Seus versos de amor falam tão perfeitamente de nossos próprios amores que até pensamos que fomos nós que os fizemos. Tornaram-se nossos, como o Chico é nosso, com licença da Carol.  “Hoje na solidão, ainda custo a entender, como o amor foi tão injusto pra quem só lhe foi dedicação”.

Quando escreve e canta como mulher, Chico não está nos traduzindo, como se fala. Está sendo mulher, sentindo como mulher. Ser o outro, colocar-se no lugar do outro, viver a alteridade, é para poucos. E poucas.

Chico é Zuzu em sua dor de mãe, pelo filho que a ditadura matou. Aquela mulher “que canta sempre um estribilho. Só queria embalar meu filho, que mora na escuridão do mar.
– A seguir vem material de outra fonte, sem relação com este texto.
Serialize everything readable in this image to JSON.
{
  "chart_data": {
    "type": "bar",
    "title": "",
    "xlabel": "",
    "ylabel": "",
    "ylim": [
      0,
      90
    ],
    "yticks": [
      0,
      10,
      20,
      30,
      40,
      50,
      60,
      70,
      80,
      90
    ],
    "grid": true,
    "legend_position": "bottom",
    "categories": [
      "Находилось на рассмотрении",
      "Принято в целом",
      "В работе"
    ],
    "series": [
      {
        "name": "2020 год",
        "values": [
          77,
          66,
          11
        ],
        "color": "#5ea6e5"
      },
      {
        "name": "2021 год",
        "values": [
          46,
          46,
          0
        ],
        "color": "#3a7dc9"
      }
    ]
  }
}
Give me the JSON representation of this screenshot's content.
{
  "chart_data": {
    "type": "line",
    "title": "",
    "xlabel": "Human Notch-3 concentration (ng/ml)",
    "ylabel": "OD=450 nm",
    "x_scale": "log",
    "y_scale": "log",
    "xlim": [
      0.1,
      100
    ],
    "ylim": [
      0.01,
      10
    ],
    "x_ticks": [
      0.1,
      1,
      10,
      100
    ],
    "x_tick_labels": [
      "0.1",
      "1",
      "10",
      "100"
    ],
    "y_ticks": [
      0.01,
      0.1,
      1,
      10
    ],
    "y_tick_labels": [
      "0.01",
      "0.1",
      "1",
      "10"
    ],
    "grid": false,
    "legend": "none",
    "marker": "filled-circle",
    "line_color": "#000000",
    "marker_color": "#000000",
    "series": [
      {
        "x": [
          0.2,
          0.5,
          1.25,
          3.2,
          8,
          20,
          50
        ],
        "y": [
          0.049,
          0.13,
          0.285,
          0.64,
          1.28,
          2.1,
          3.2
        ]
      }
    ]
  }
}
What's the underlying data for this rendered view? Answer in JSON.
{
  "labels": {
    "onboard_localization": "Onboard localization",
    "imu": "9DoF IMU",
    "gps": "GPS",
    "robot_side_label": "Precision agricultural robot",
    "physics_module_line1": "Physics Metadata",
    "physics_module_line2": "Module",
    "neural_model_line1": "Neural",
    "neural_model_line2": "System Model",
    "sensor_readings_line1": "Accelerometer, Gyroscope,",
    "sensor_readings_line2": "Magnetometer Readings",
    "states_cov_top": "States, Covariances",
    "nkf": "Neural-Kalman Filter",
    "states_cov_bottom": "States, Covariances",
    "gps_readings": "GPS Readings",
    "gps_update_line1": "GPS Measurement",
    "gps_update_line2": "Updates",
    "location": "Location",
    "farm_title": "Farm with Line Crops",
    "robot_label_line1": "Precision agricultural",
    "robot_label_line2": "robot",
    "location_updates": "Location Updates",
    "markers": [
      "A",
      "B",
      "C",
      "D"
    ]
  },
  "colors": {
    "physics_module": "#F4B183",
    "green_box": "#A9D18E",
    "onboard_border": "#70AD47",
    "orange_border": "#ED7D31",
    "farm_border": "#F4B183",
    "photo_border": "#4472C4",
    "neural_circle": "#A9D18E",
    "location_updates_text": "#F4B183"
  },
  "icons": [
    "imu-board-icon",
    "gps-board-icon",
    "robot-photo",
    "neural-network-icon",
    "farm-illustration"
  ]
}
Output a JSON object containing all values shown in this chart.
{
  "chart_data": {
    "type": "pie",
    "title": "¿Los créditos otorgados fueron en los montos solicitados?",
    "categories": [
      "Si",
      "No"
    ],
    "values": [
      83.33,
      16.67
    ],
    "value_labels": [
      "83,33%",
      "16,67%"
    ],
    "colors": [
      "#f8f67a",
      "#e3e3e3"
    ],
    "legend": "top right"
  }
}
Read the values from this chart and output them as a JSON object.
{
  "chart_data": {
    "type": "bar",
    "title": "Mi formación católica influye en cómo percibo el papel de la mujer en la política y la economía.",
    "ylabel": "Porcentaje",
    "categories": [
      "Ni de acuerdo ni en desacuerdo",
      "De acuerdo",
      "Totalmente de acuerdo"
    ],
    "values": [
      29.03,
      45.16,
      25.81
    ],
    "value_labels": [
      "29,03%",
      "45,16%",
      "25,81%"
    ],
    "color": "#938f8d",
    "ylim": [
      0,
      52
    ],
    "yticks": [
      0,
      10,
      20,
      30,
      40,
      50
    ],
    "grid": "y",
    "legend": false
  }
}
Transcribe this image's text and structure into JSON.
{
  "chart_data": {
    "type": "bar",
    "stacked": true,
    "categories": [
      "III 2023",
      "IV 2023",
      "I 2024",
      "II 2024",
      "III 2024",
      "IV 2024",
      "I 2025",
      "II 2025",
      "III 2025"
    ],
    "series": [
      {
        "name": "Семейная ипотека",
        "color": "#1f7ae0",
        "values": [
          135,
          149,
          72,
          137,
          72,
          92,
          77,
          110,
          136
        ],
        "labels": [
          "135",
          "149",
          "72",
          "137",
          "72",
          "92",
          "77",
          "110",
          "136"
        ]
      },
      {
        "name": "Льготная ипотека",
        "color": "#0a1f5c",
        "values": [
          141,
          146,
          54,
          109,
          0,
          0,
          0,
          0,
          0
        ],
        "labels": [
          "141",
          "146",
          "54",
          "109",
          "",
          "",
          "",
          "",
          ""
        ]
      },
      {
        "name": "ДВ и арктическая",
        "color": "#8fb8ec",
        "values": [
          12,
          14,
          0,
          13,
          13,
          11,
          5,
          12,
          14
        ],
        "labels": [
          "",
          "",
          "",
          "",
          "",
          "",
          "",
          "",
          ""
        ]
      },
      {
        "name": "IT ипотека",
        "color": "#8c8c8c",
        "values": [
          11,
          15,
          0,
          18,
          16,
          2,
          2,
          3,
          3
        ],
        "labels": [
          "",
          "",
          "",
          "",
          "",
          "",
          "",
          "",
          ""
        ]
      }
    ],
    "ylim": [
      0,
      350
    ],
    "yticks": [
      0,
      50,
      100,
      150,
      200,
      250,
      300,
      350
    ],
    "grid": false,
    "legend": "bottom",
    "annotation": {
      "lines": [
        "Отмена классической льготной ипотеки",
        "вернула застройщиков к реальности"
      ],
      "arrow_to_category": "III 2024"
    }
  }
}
Chico já foi tantas mulheres e eu gosto mais daquela de “Olhos nos Olhos”, que se vinga do abandono:   “quero ver como suporta me ver tão feliz”. Na voz da Betânia.  E cantou para tantas musas: Carolina,  Beatriz, Ana de Amsterdã, Geni, Joana Francesa, Rita, Nina, tantas outras.

Nestes festejos midiáticos pelos 80 anos, vi o Chico dizer, numa entrevista antiga, que conhece mais de literatura que de música. Talvez não goste do segundo plano em que deixamos sempre o escritor, falando mais compositor, letrista e cantor.  Suas letras são poesia, mesmo que ele discorde. De seus romances, só não gosto de Benjamin, caótico demais para mim. Os outros,  e também as peças (Gota d’Água, Calabar e A Ópera do Malandro) são grande literatura.

Chico já ganhou o Camões, prêmio maior de nossa língua. E tanto quanto Dylan, poeta-cantor de um tempo, merece o Nobel.